Note : Ce billet a d’abord été publié au Journal de Québec dans la section « blogue ».

L’annonce de la semaine dernière des co-présidents de Power Corporation a paru surprenante, à écouter la réaction de certains observateurs : les éditions papiers de plusieurs quotidiens régionaux du groupe Gesca sont menacées. Pas que ceux-là, probablement, aurait-on pu ajouter…

Ce qu’on a réalisé lors de la dernière année et cette année, c’est qu’il y a une chute énorme des revenus publicitaires qui viennent du national et aussi du détail. Ça augure mal pour la survie des quotidiens, là je parle de l’imprimé – André Desmarais.

Sur son fil Twitter aujourd’hui (1, 2, 3), Katia Gagnon (journaliste à La Presse) précise :

Les syndicats de journaux de Gesca ont rencontré la haute direction. « De nombreuses incertitudes persistent quant au devenir des journaux régionaux de Gesca. Toutefois, dans l’esprit de la direction de l’entreprise, il apparaît clair que la survie de ces six médias passe par leur intégration à la plateforme numérique La Presse+ ».

(Ajout : Complément d’information au Devoir du 22 mai)

Que des journaux doivent se transformer ou disparaître ne devrait étonner personne. Le milieu de la musique, celui de l’édition, l’industrie du cinéma et plusieurs autres ont dû s’adapter à la montée en puissance de l’utilisation d’Internet et des possibilités qu’ont maintenant monsieur/madame tout le monde à générer du contenu, sans connaître l’informatique ou les langages de programmation. Je ne suis pas en train de dire que ces domaines ont réussi à s’adapter, mais il fallait vivre sur une autre planète ces derniers dix ans pour ne pas avoir vu le monde changer à travers le parcours sinueux de nombreuses entreprises culturelles et médiatiques qui ont fait l’actualité, partout dans le monde.

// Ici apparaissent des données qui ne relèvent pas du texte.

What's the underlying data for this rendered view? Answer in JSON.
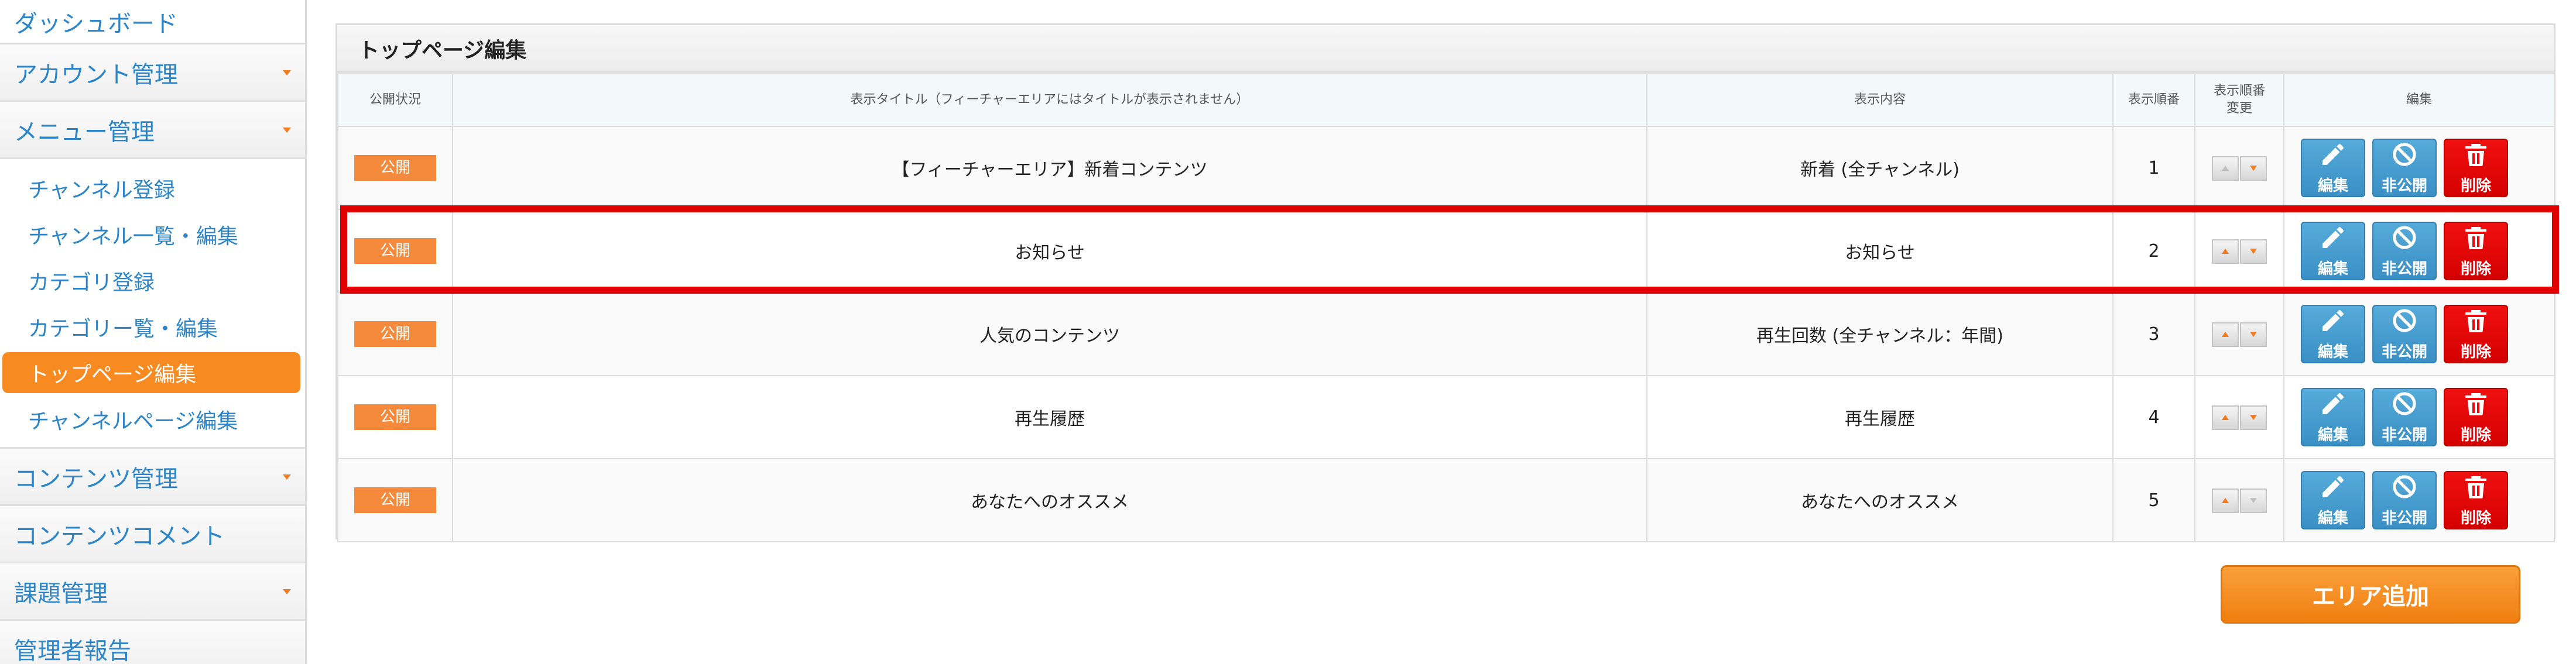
{
  "sidebar": {
    "items": [
      {
        "label": "ダッシュボード"
      },
      {
        "label": "アカウント管理"
      },
      {
        "label": "メニュー管理"
      },
      {
        "label": "コンテンツ管理"
      },
      {
        "label": "コンテンツコメント"
      },
      {
        "label": "課題管理"
      },
      {
        "label": "管理者報告"
      }
    ],
    "submenu": [
      {
        "label": "チャンネル登録"
      },
      {
        "label": "チャンネル一覧・編集"
      },
      {
        "label": "カテゴリ登録"
      },
      {
        "label": "カテゴリー覧・編集"
      },
      {
        "label": "トップページ編集"
      },
      {
        "label": "チャンネルページ編集"
      }
    ]
  },
  "panel": {
    "title": "トップページ編集",
    "headers": {
      "status": "公開状況",
      "title": "表示タイトル（フィーチャーエリアにはタイトルが表示されません）",
      "content": "表示内容",
      "order": "表示順番",
      "order_change_1": "表示順番",
      "order_change_2": "変更",
      "edit": "編集"
    },
    "rows": [
      {
        "status": "公開",
        "title": "【フィーチャーエリア】新着コンテンツ",
        "content": "新着 (全チャンネル)",
        "order": "1"
      },
      {
        "status": "公開",
        "title": "お知らせ",
        "content": "お知らせ",
        "order": "2"
      },
      {
        "status": "公開",
        "title": "人気のコンテンツ",
        "content": "再生回数 (全チャンネル：年間)",
        "order": "3"
      },
      {
        "status": "公開",
        "title": "再生履歴",
        "content": "再生履歴",
        "order": "4"
      },
      {
        "status": "公開",
        "title": "あなたへのオススメ",
        "content": "あなたへのオススメ",
        "order": "5"
      }
    ],
    "actions": {
      "edit": "編集",
      "unpublish": "非公開",
      "delete": "削除"
    }
  },
  "add_area_label": "エリア追加",
  "colors": {
    "accent": "#f88a22",
    "link": "#2b85c8",
    "edit_blue": "#3a8fc4",
    "delete_red": "#e00000",
    "highlight": "#e00000"
  }
}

Deux chercheurs (Colette Brin et Marilou St-Pierre) ont documenté en 2013 dans un rapport de 64 pages la crise des médias et effectifs rédactionnels au Québec. Leur conclusion dans ces moments difficiles est intéressante : devant la baisse des revenus publicitaires, deux principaux réflexes ont été identifiés, « la diminution des coûts de production et l’adoption d’une certaine concentration et convergence ». Une certaine restructuration des entreprises et du travail des journalistes s’est fait sentir, mais très peu de remises en question du principal modèle d’affaires ont eu lieu.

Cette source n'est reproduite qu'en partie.